Text-Only Input (base model — use the completions endpoint, not chat)

```python
from openai import OpenAI
# Configured by environment variables
client = OpenAI()

completion = client.completions.create(
    model="JetBrains/Mellum2-12B-A2.5B-Base",
    prompt="def fibonacci(n):\n    ",
    max_tokens=81920,
    temperature=0.6,
    top_p=0.95,
    extra_body={
        "top_k": 20,
    },
)
print("Completion:", completion)
```

## Evaluation

Mellum2 Base pretraining results compared with similarly-sized open base models. All values are self-reported by JetBrains.
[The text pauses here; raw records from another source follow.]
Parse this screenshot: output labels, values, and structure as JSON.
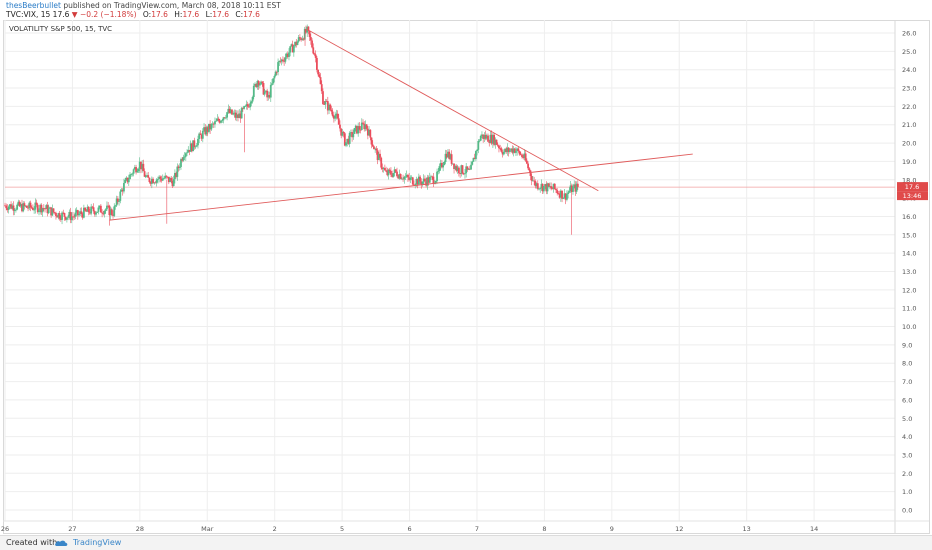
{
  "header": {
    "author": "thesBeerbullet",
    "published": "published on TradingView.com, March 08, 2018 10:11 EST",
    "symbol": "TVC:VIX, 15",
    "last": "17.6",
    "change": "−0.2 (−1.18%)",
    "o_label": "O:",
    "o_value": "17.6",
    "h_label": "H:",
    "h_value": "17.6",
    "l_label": "L:",
    "l_value": "17.6",
    "c_label": "C:",
    "c_value": "17.6"
  },
  "legend": {
    "title": "VOLATILITY S&P 500, 15, TVC"
  },
  "price_badges": {
    "last_price": "17.6",
    "countdown": "13:46"
  },
  "footer": {
    "created_with": "Created with",
    "brand": "TradingView"
  },
  "colors": {
    "up": "#53b987",
    "down": "#eb4d5c",
    "trendline": "#e05c5c",
    "price_line": "#f2a0a0",
    "grid": "#eeeeee",
    "badge": "#e04a4a"
  },
  "chart_data": {
    "type": "candlestick",
    "symbol": "TVC:VIX",
    "interval": "15",
    "ylim": [
      -0.6,
      26.6
    ],
    "y_ticks": [
      "0.0",
      "1.0",
      "2.0",
      "3.0",
      "4.0",
      "5.0",
      "6.0",
      "7.0",
      "8.0",
      "9.0",
      "10.0",
      "11.0",
      "12.0",
      "13.0",
      "14.0",
      "15.0",
      "16.0",
      "17.0",
      "18.0",
      "19.0",
      "20.0",
      "21.0",
      "22.0",
      "23.0",
      "24.0",
      "25.0",
      "26.0"
    ],
    "x_labels": [
      "26",
      "27",
      "28",
      "Mar",
      "2",
      "5",
      "6",
      "7",
      "8",
      "9",
      "12",
      "13",
      "14"
    ],
    "x_positions": [
      0,
      1,
      2,
      3,
      4,
      5,
      6,
      7,
      8,
      9,
      10,
      11,
      12
    ],
    "xlim": [
      0,
      13.2
    ],
    "last_price": 17.6,
    "price_path": [
      [
        0.0,
        16.6
      ],
      [
        0.3,
        16.5
      ],
      [
        0.55,
        16.5
      ],
      [
        0.8,
        16.1
      ],
      [
        1.0,
        16.0
      ],
      [
        1.25,
        16.3
      ],
      [
        1.5,
        16.4
      ],
      [
        1.6,
        16.2
      ],
      [
        1.75,
        17.6
      ],
      [
        1.9,
        18.5
      ],
      [
        2.0,
        18.9
      ],
      [
        2.1,
        18.0
      ],
      [
        2.35,
        18.1
      ],
      [
        2.5,
        17.9
      ],
      [
        2.65,
        19.5
      ],
      [
        2.8,
        19.9
      ],
      [
        2.95,
        20.6
      ],
      [
        3.1,
        21.0
      ],
      [
        3.3,
        21.7
      ],
      [
        3.45,
        21.4
      ],
      [
        3.6,
        22.0
      ],
      [
        3.75,
        23.5
      ],
      [
        3.9,
        22.4
      ],
      [
        4.05,
        24.3
      ],
      [
        4.2,
        24.9
      ],
      [
        4.35,
        25.6
      ],
      [
        4.48,
        26.1
      ],
      [
        4.6,
        24.8
      ],
      [
        4.72,
        22.3
      ],
      [
        4.9,
        21.5
      ],
      [
        5.05,
        20.0
      ],
      [
        5.2,
        20.7
      ],
      [
        5.35,
        21.0
      ],
      [
        5.5,
        19.5
      ],
      [
        5.65,
        18.3
      ],
      [
        5.8,
        18.4
      ],
      [
        6.0,
        18.0
      ],
      [
        6.2,
        17.9
      ],
      [
        6.4,
        18.1
      ],
      [
        6.55,
        19.5
      ],
      [
        6.7,
        18.6
      ],
      [
        6.9,
        18.4
      ],
      [
        7.05,
        20.4
      ],
      [
        7.25,
        20.2
      ],
      [
        7.4,
        19.5
      ],
      [
        7.55,
        19.7
      ],
      [
        7.7,
        19.2
      ],
      [
        7.85,
        17.8
      ],
      [
        8.0,
        17.6
      ],
      [
        8.15,
        17.5
      ],
      [
        8.3,
        17.1
      ],
      [
        8.4,
        17.5
      ],
      [
        8.5,
        17.6
      ]
    ],
    "wicks": [
      {
        "x": 1.55,
        "low": 15.5,
        "high": 16.4
      },
      {
        "x": 2.4,
        "low": 15.6,
        "high": 18.0
      },
      {
        "x": 3.55,
        "low": 19.5,
        "high": 21.6
      },
      {
        "x": 4.45,
        "low": 25.3,
        "high": 26.2
      },
      {
        "x": 8.4,
        "low": 15.0,
        "high": 17.5
      }
    ],
    "trendlines": [
      {
        "name": "resistance",
        "x1": 4.48,
        "y1": 26.2,
        "x2": 8.8,
        "y2": 17.4
      },
      {
        "name": "support",
        "x1": 1.55,
        "y1": 15.8,
        "x2": 10.2,
        "y2": 19.4
      }
    ]
  }
}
| Benchmark                 | Mellum2 (12B-A2.5B) | OLMo-3 (7B) | Qwen2.5 (7B) | Qwen3 (4B) | Qwen3.5 (4B) |
| :------------------------ | -------------------: | ----------: | -----------: | ---------: | -----------: |
| **Code Generation**       |                      |             |              |            |              |
| HumanEval                 |                 41.5 |        45.1 |         55.5 |       57.3 |         50.0 |
| HumanEval+                |                 37.2 |        39.6 |         47.0 |       51.2 |         43.9 |
| MBPP                      |                 62.4 |        50.6 |         63.6 |       67.0 |         52.2 |
| MBPP+                     |                 61.4 |        52.9 |         64.0 |       64.5 |         55.0 |
| MultiPL-E (7 langs)       |                 21.0 |        10.0 |         19.2 |       26.0 |         12.1 |
| CRUXEval-I                |                 45.4 |        38.8 |         44.0 |       44.6 |         49.1 |
| CRUXEval-O                |                 43.9 |        36.6 |         42.9 |       43.5 |         43.2 |
| **Knowledge & Reasoning** |                      |             |              |            |              |
| MMLU                      |                 70.9 |        62.1 |         71.8 |       71.1 |         74.2 |
| MMLU-Pro                  |                 59.3 |        34.5 |         48.6 |       51.5 |         52.4 |
| BBH                       |                 74.9 |        63.6 |         69.0 |       71.3 |         80.2 |
| ARC-Challenge             |                 53.5 |        53.6 |         51.3 |       51.2 |         54.9 |
| HellaSwag                 |                 73.7 |        74.2 |         78.9 |       73.7 |         75.3 |
| WinoGrande                |                 65.5 |        69.5 |         73.3 |       71.2 |         70.8 |
| TruthfulQA MC2            |                 44.5 |        47.0 |         56.4 |       53.5 |         52.1 |
| **Math & Science**        |                      |             |              |            |              |
| GSM8K                     |                 81.7 |        73.5 |         81.9 |       82.0 |         80.1 |
| MATH                      |                 10.0 |        18.7 |         24.6 |       27.7 |         25.3 |
| GPQA Diamond              |                 31.3 |        28.8 |         32.8 |       36.9 |         41.4 |
| GPQA Main                 |                 35.0 |        27.9 |         34.2 |       36.8 |         40.2 |

For more details, see the [Mellum2 Technical Report](https://arxiv.org/abs/2605.31268).

## License

Released under the Apache 2.0 license.